The various warm-up exercises in steps 2–4 improve range of motion, loosen up muscles, plus increase heart rate, body temperature and blood flow to help you run more efficiently. A whole body warm-up like this will improve your workout performance and lessen your chance of injury!
1. Jogging
Before beginning the warm-up routine, jog for 5–10 minutes to raise your body temperature. This will make everything else easier. If you’re at the track, run a minimum of 3 laps around the track, 1200 metres, easy pace.
2. Movement Preparation
You might want to practice these exercises in sections 2–4 at home first, to get the hang of them before doing them at the track or outside. Do 10 reps of the following movements:
Movement | Video Demo with Cass |
Cat and Cow | cat-and-cow |
Kneeling Rotation and Reach | kneeling-rotation-reach |
Walking Lunge and Twist | lunge-twist |
Up Dog and Down Dog | up-dog-down-dog |
Bird and Dog | bird-dog |
Dead Bug | dead-bug |
3. Dynamic Stretches
Select the A or B stretches for each warmup routine, i.e. three stretches per warm-up. We present six different stretches for variety. You can also mix and match them. Do 10 reps each of 3 stretches:
Column A | Video Demo | B Stretches | Video Demo |
Donkey Kicks | donkey-kicks | Leg Swings (front) | leg-swings |
Fire Hydrants | fire-hydrants | Leg Swings (side) | lateral-leg-swings |
Hip Circles | hip-circles | Glute Bridge | glute-bridge |
4. Running Drills
Now that your muscles and connecting tissues are fully warmed up and stretched, do four running drills, again selecting either the A or B columns (or mix and match) for each warmup routine. Some of these may feel awkward at first — they definitely take coordination, concentration and practice. After several times through each drill, they will feel more routine. Do 10 reps each of 4 drills:
Column A | Video Demo | Column B | Video Demo |
Skips | skip | Bum Kicks | bum-kicks |
Side Shuffle | side-shuffle | Carioca | carioca |
Backwards Skip | backwards-skip | High Knees | high-knees |
High Knees | high-knees | Skips and Arm Swings | skip-arm-swings |
5. Strides
Stride are gradual accelerations from stationary to a relaxed sprint, over a distance of about 60–80 metres. You should reach about 85% of your top sprint speed by the middle of the stride, hold it for just a few seconds, then decelerate back down to a walk. Be mindful not to tense your face / shoulders / arms as you accelerate. You want to be smooth and relaxed.

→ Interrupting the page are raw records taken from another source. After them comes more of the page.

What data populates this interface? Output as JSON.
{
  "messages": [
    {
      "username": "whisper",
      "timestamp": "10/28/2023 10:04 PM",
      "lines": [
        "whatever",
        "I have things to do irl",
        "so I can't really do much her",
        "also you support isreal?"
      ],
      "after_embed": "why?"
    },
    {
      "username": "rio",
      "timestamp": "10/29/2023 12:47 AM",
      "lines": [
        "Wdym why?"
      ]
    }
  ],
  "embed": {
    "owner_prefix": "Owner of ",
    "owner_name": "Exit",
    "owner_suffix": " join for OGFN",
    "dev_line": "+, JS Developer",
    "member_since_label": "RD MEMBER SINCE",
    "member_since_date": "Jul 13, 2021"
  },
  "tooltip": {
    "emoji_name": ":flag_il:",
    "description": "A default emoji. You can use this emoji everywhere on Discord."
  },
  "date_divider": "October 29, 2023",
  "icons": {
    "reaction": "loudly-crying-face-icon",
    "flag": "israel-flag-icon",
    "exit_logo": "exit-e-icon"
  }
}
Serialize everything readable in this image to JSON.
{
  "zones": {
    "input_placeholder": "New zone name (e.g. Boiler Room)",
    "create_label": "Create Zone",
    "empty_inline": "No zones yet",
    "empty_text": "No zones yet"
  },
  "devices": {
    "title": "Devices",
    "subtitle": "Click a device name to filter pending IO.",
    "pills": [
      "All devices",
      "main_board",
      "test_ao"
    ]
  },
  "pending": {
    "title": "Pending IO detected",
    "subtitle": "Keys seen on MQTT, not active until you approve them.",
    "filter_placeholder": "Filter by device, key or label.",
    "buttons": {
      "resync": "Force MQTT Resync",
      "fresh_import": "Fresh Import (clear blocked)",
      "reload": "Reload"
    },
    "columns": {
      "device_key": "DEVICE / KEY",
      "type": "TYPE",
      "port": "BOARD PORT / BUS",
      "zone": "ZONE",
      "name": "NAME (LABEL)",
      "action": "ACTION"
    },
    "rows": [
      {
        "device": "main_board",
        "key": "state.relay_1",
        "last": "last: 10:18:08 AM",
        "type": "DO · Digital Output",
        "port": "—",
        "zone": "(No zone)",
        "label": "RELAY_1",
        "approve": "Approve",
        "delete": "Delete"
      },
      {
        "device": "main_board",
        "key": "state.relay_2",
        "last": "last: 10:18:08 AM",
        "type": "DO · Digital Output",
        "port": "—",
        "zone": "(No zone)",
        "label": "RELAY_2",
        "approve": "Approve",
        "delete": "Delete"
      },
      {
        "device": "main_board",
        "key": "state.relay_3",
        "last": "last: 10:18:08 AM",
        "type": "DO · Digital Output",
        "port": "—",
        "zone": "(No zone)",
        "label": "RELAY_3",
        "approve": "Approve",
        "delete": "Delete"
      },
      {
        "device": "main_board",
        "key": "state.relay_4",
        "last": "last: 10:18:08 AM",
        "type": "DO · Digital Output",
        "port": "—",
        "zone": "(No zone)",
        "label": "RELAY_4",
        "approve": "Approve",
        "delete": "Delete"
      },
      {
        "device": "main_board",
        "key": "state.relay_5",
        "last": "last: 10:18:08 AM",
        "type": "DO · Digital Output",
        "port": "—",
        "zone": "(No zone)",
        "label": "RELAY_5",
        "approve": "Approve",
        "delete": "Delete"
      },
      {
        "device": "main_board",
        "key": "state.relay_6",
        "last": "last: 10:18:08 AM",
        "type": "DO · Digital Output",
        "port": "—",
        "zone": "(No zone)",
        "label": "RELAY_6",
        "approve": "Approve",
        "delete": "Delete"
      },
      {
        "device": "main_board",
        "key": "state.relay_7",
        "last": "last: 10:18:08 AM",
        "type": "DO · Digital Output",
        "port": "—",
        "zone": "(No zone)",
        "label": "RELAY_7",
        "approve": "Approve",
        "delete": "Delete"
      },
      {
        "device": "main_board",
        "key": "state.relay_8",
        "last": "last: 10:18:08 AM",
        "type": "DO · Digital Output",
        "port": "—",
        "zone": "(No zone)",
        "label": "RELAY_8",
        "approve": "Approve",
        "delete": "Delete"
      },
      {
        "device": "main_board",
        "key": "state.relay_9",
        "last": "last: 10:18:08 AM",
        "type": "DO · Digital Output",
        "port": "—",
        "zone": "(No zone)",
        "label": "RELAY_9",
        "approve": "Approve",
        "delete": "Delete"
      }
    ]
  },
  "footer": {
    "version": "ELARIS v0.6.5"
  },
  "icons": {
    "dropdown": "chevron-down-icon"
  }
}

Here, watch Cassandra do it live: stride demo.
Do 4–6 strides as the last part of your warm-up.
If you accumulate a lot of mileage throughout the week, you’re likely locked into a slower pace. Strides help remind your body that it can run fast, and the faster pace trains you to run economically.
Summary
If you do this full warm-up routine, you’ll arrive at your workout alert, primed, excited, and ready to go. You can incorporate some of your “unused” stretches into a cool-down routine. And the strides are a good cool-down exercise on an easy-run day.